Alice Barbe, codirectrice de Singa France, était à Montréal en septembre dernier pour lancer Singa Québec, une formule semblable à celle de la France, hormis l’application CALM, pour l’instant. «Nous voulons prendre le temps d’adapter le programme aux enjeux québécois et de l’ancrer dans le contexte d’ici», explique Jasmine Van Deventer, co-coordonnatrice de Singa Québec. «Singa Québec est plus pertinent que jamais dans le contexte où nous allons accueillir de nombreux réfugié-e-s syriens.»

«Singa Québec est plus pertinent que jamais dans le contexte où nous allons accueillir de nombreux réfugié-e-s syriens.»

Déjà, plusieurs citoyens et citoyennes se sont montrés intéressés par Singa Québec, qui mettra notamment l’accent sur la santé et l’accès aux soins. Jasmine Van Deventer espère que les événements de Paris et la pétition contre l’accueil des réfugiés ne ralentiront pas trop le processus.

Créer des liens, se reconstruire

Grâce à l’initiative française, de véritables liens se sont déjà tissés. Entre Daniel et Moustapha, par exemple. Des doutes, des incompréhensions, des malaises, il y en a eu, Daniel Gennaro – rencontré dans les locaux de Singa France, où il est aussi bénévole – ne s’en cache pas: «Va-t-il m’égorger en rentrant à la maison? Je lui donne les clés?» relate-t-il en riant. «Les gens ont peur d’accueillir, mais c’est tellement simple, finalement. Je dirais même que Moustapha est plus respectueux des règles de la maison que mes propres enfants!» L’accueil à la maison, croit-il, apporte un toit, des repas, mais surtout une certaine chaleur humaine qui permet à la personne de se reconstruire.

Dans les locaux de Singa, il y a aussi Déo Namujimbo, grand reporter de la République démocratique du Congo, 25 ans de métier, des prix internationaux, mais réfugié politique à Paris depuis un peu plus de 6 ans. Sommité dans son pays, Deo n’arrivait pas en France à travailler comme journaliste à cause du manque de maîtrise des outils électroniques. Intégré dans le réseau Singa, il était ce jour-là fier de signer son contrat de rédacteur en chef du nouveau magazine de l’association, Singa Mag.

Bianca Joubert

Même si pour l’État français, l’aide citoyenne n’est pas le modèle privilégié, mais une solution ponctuelle, Singa est actuellement très sollicité par les institutions. La Mairie de Paris a même cru bon d’intégrer l’association citoyenne dans son Plan d’action pour la mobilisation de la Commune de Paris dans l’accueil des réfugiés et réfugiées.

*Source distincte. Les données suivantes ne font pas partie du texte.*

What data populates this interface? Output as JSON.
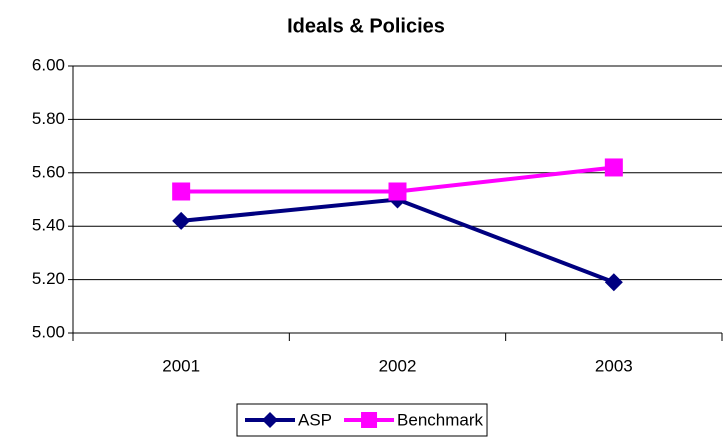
{
  "chart_data": {
    "type": "line",
    "title": "Ideals & Policies",
    "categories": [
      "2001",
      "2002",
      "2003"
    ],
    "series": [
      {
        "name": "ASP",
        "color": "#000080",
        "marker": "diamond",
        "values": [
          5.42,
          5.5,
          5.19
        ]
      },
      {
        "name": "Benchmark",
        "color": "#ff00ff",
        "marker": "square",
        "values": [
          5.53,
          5.53,
          5.62
        ]
      }
    ],
    "ylim": [
      5.0,
      6.0
    ],
    "yticks": [
      {
        "value": 5.0,
        "label": "5.00"
      },
      {
        "value": 5.2,
        "label": "5.20"
      },
      {
        "value": 5.4,
        "label": "5.40"
      },
      {
        "value": 5.6,
        "label": "5.60"
      },
      {
        "value": 5.8,
        "label": "5.80"
      },
      {
        "value": 6.0,
        "label": "6.00"
      }
    ],
    "grid": true,
    "legend": "bottom"
  }
}
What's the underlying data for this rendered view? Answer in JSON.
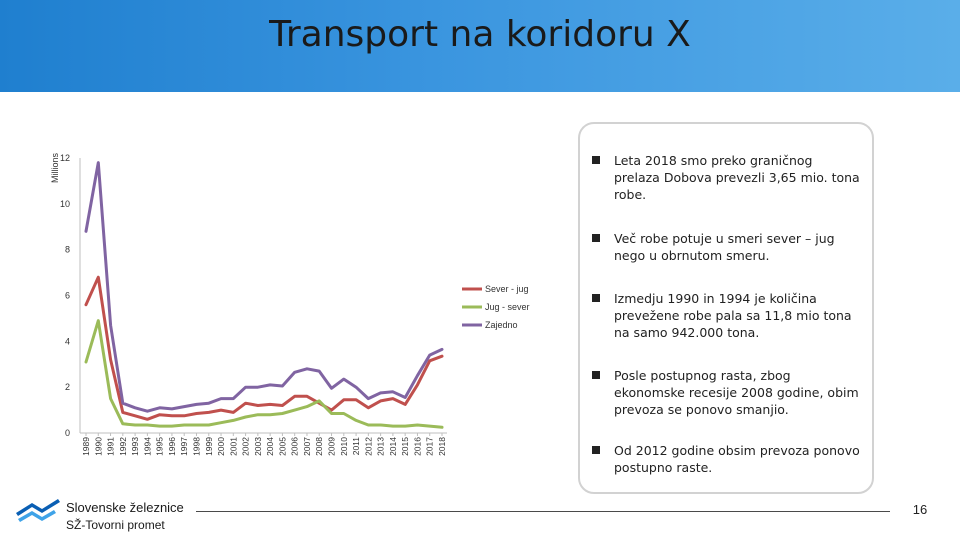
{
  "header": {
    "title": "Transport na koridoru X"
  },
  "chart_data": {
    "type": "line",
    "title": "",
    "xlabel": "",
    "ylabel": "Millions",
    "ylim": [
      0,
      12
    ],
    "y_ticks": [
      "0",
      "2",
      "4",
      "6",
      "8",
      "10",
      "12"
    ],
    "grid": "off",
    "legend_position": "right",
    "categories": [
      "1989",
      "1990",
      "1991",
      "1992",
      "1993",
      "1994",
      "1995",
      "1996",
      "1997",
      "1998",
      "1999",
      "2000",
      "2001",
      "2002",
      "2003",
      "2004",
      "2005",
      "2006",
      "2007",
      "2008",
      "2009",
      "2010",
      "2011",
      "2012",
      "2013",
      "2014",
      "2015",
      "2016",
      "2017",
      "2018"
    ],
    "series": [
      {
        "name": "Sever - jug",
        "color": "#c0504d",
        "values": [
          5.6,
          6.8,
          3.2,
          0.9,
          0.75,
          0.6,
          0.8,
          0.75,
          0.75,
          0.85,
          0.9,
          1.0,
          0.9,
          1.3,
          1.2,
          1.25,
          1.2,
          1.6,
          1.6,
          1.3,
          1.0,
          1.45,
          1.45,
          1.1,
          1.4,
          1.5,
          1.25,
          2.1,
          3.15,
          3.35
        ]
      },
      {
        "name": "Jug - sever",
        "color": "#9bbb59",
        "values": [
          3.1,
          4.9,
          1.5,
          0.4,
          0.35,
          0.35,
          0.3,
          0.3,
          0.35,
          0.35,
          0.35,
          0.45,
          0.55,
          0.7,
          0.8,
          0.8,
          0.85,
          1.0,
          1.15,
          1.4,
          0.85,
          0.85,
          0.55,
          0.35,
          0.35,
          0.3,
          0.3,
          0.35,
          0.3,
          0.25
        ]
      },
      {
        "name": "Zajedno",
        "color": "#8064a2",
        "values": [
          8.8,
          11.8,
          4.7,
          1.3,
          1.1,
          0.95,
          1.1,
          1.05,
          1.15,
          1.25,
          1.3,
          1.5,
          1.5,
          2.0,
          2.0,
          2.1,
          2.05,
          2.65,
          2.8,
          2.7,
          1.95,
          2.35,
          2.0,
          1.5,
          1.75,
          1.8,
          1.55,
          2.5,
          3.4,
          3.65
        ]
      }
    ]
  },
  "bullets": [
    "Leta 2018 smo preko graničnog prelaza Dobova prevezli 3,65 mio. tona robe.",
    "Več robe potuje u smeri sever – jug nego u obrnutom smeru.",
    "Izmedju 1990 in 1994 je količina prevežene robe pala sa 11,8 mio tona na samo 942.000 tona.",
    "Posle postupnog rasta, zbog ekonomske recesije 2008 godine, obim prevoza se ponovo smanjio.",
    "Od 2012 godine obsim prevoza ponovo postupno raste."
  ],
  "footer": {
    "logo_name": "Slovenske železnice",
    "logo_sub": "SŽ-Tovorni promet",
    "page_number": "16",
    "logo_colors": [
      "#0a5fb4",
      "#3fa3e8"
    ]
  }
}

Il n’y a pas de profil type du réfugié, mais une diversité qui peut profiter au pays d’accueil.»

«On oublie que les réfugié-e-s fuient la persécution et trouvent encore des obstacles comme la langue, la non-reconnaissance des diplômes, l’absence de réseau social et professionnel, rappelle Alice Barbe. Il n’y a pas de profil type du réfugié, mais une diversité qui peut profiter au pays d’accueil.» Un rappel non négligeable en ces temps troubles où les mouvements migratoires ne semblent pas près de ralentir.